= John Parton =

English cricketer

John Wesley Parton (31 January 1863 - 30 January 1906) was an English first-class cricketer, who played one match for Yorkshire County Cricket Club in 1889, against Nottinghamshire at Bramall Lane, Sheffield. He had the economical bowling figures of 10 overs, 7 maidens, 1 wicket for 4 runs in Nottinghamshire's first innings of 225, and was caught Barnes bowled Attewell for 2 in Yorkshire's first innings of 201. He did not bowl in Notts second innings of 134, and scored 14 before he was stumped by Sherwin from the bowling of Flowers. Yorkshire were bowled out for 122 in 90 overs, despite Ted Wainwright's 60, and Nottinghamshire won by 36 runs.

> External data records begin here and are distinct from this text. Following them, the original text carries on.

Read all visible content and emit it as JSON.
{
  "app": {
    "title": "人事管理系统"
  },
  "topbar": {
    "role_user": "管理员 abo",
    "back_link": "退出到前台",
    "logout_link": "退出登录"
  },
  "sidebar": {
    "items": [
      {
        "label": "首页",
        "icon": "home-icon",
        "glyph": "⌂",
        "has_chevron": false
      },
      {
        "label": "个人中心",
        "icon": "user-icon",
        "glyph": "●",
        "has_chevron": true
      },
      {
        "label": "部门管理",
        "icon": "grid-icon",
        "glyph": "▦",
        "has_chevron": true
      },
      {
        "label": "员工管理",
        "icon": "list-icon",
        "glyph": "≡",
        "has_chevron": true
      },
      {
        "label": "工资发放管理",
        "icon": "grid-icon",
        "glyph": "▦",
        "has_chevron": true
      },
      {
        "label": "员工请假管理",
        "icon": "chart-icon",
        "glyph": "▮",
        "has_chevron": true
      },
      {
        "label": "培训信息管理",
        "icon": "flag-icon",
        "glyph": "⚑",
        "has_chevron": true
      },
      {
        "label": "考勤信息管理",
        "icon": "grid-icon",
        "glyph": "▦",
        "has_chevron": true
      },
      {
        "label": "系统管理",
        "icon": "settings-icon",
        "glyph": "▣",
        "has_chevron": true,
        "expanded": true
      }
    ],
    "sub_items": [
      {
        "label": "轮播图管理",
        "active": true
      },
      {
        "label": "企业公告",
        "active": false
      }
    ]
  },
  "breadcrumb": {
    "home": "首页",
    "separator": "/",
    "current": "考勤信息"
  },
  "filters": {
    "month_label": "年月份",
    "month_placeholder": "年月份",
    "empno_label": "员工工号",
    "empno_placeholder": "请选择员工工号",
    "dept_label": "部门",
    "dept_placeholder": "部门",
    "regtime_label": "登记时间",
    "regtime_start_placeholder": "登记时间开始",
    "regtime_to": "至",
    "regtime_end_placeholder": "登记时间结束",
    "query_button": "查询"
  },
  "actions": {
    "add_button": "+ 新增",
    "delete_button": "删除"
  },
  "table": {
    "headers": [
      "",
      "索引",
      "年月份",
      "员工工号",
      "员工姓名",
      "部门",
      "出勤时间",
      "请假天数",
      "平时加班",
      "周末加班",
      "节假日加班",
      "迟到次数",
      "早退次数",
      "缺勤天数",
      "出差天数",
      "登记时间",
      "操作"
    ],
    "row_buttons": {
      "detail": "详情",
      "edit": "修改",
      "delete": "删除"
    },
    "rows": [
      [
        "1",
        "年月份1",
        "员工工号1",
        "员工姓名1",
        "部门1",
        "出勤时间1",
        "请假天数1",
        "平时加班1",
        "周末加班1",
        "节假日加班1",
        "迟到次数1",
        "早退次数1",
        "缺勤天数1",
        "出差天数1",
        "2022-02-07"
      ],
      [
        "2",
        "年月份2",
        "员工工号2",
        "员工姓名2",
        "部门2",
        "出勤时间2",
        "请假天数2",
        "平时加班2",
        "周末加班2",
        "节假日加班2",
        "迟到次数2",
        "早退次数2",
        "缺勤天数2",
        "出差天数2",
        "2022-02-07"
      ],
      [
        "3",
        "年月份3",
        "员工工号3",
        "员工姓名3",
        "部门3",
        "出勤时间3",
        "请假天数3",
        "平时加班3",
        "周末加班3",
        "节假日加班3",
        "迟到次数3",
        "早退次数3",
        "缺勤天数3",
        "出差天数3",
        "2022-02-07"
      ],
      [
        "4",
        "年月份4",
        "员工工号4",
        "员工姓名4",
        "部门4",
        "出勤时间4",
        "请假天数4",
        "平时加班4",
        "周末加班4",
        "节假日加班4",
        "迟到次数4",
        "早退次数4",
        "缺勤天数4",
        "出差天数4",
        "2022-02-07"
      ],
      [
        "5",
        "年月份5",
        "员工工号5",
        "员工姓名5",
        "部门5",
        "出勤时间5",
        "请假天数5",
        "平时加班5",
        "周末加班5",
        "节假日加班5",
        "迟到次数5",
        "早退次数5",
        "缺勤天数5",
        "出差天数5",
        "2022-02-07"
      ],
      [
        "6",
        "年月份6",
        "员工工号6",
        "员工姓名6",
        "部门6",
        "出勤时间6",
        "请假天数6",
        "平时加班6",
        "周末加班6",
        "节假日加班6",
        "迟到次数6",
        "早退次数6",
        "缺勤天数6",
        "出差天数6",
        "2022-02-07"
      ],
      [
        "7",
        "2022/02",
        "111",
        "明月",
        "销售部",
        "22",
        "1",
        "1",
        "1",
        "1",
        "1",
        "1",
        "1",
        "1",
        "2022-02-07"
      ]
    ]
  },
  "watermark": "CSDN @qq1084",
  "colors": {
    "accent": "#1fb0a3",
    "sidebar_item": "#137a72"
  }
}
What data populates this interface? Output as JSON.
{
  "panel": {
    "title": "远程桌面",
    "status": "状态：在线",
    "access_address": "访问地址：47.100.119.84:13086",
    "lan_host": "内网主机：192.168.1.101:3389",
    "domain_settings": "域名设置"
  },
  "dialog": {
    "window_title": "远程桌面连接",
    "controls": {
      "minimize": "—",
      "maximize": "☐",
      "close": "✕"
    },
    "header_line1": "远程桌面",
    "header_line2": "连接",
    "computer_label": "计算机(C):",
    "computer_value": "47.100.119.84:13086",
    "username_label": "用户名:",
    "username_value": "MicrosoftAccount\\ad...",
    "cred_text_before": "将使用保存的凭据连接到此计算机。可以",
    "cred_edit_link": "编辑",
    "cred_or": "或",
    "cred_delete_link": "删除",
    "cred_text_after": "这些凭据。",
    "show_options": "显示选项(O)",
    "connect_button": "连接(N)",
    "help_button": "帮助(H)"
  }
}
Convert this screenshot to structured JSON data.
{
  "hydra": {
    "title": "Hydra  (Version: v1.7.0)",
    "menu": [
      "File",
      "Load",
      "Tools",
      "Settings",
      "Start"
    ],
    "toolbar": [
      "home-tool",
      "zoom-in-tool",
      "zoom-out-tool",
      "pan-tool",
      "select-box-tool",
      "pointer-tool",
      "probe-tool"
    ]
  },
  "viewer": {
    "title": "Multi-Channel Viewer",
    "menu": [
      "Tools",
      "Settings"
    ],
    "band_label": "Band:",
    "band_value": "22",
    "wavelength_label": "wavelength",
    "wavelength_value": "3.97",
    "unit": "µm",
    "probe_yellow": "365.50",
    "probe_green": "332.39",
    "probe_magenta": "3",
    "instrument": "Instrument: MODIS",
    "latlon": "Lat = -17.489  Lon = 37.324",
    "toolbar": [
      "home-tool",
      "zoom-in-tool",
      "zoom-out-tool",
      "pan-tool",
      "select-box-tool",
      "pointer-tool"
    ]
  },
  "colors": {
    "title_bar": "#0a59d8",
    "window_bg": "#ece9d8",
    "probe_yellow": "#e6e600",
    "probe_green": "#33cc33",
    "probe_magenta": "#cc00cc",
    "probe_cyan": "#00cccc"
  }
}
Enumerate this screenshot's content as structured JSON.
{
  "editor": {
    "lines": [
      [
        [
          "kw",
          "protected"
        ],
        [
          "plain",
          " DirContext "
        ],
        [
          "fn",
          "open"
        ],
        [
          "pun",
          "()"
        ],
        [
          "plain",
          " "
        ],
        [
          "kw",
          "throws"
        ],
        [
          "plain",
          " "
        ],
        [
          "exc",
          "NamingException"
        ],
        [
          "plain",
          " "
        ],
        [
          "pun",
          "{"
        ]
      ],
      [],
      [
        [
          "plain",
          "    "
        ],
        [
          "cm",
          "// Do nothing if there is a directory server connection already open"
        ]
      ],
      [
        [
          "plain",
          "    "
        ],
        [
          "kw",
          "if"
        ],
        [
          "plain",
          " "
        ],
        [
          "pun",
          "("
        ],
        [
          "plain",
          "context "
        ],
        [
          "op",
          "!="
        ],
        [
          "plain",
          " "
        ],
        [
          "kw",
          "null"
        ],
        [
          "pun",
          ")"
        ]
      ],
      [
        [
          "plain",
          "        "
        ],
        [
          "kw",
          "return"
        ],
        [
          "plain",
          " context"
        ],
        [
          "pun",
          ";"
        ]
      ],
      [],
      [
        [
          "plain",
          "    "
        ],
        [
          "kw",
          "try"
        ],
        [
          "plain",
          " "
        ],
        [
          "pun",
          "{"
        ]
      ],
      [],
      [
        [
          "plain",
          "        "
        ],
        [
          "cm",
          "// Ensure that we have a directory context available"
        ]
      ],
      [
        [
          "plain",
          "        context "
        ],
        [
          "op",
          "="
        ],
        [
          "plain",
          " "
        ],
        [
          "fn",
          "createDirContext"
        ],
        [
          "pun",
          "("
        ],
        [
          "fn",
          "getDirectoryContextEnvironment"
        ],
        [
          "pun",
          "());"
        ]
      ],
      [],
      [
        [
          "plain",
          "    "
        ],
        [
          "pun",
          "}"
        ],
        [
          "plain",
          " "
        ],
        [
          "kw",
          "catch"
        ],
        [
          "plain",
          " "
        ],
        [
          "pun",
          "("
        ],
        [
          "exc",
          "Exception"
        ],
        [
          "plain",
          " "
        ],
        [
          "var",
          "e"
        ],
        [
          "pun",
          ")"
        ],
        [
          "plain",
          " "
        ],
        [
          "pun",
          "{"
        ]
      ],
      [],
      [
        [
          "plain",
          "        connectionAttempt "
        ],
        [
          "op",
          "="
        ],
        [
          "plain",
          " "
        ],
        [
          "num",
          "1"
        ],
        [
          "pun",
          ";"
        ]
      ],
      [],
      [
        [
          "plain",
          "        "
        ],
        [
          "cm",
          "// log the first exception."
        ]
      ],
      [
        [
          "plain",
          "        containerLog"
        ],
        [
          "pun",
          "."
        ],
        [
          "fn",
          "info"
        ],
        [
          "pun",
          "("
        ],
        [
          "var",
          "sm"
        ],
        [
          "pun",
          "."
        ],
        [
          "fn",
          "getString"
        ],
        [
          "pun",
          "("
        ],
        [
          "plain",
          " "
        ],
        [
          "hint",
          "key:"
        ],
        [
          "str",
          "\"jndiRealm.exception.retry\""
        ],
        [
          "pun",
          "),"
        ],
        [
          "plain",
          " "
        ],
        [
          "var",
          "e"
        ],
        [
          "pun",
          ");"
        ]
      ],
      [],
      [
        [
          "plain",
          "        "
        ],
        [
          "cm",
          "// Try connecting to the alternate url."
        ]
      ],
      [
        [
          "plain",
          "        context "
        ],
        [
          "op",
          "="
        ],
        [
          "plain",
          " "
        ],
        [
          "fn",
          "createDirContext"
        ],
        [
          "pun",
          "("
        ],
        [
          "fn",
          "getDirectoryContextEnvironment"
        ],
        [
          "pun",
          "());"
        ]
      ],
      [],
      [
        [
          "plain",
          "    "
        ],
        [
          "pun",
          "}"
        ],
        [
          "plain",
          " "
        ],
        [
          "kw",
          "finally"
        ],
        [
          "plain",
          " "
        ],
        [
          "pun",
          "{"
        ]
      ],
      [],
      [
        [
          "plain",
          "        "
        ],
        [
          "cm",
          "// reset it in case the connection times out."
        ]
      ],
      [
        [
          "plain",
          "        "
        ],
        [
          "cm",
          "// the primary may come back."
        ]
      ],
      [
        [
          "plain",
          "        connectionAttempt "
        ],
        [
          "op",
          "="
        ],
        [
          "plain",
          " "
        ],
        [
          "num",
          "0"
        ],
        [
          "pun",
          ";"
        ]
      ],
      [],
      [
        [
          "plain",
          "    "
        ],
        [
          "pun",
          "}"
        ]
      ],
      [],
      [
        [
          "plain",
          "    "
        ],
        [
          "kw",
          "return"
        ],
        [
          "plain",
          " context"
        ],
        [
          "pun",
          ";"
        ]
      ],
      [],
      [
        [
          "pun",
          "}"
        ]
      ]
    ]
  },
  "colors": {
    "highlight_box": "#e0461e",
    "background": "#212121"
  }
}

In 1889, he was engaged by Worksop C.C. and after playing for Yorkshire, he was professional for Werneth C.C. in Lancashire for many years.

He also played, while County Club professional and player instructor at Wellington Old Hall School, for Shropshire in 1892 and 1893, playing in 15 matches, making a total 679 runs, achieving two centuries and taking 27 wickets.

Born in Wellington, Shropshire, England, Parton died on the day before his 43rd birthday in January 1906 in Rotherham, Yorkshire.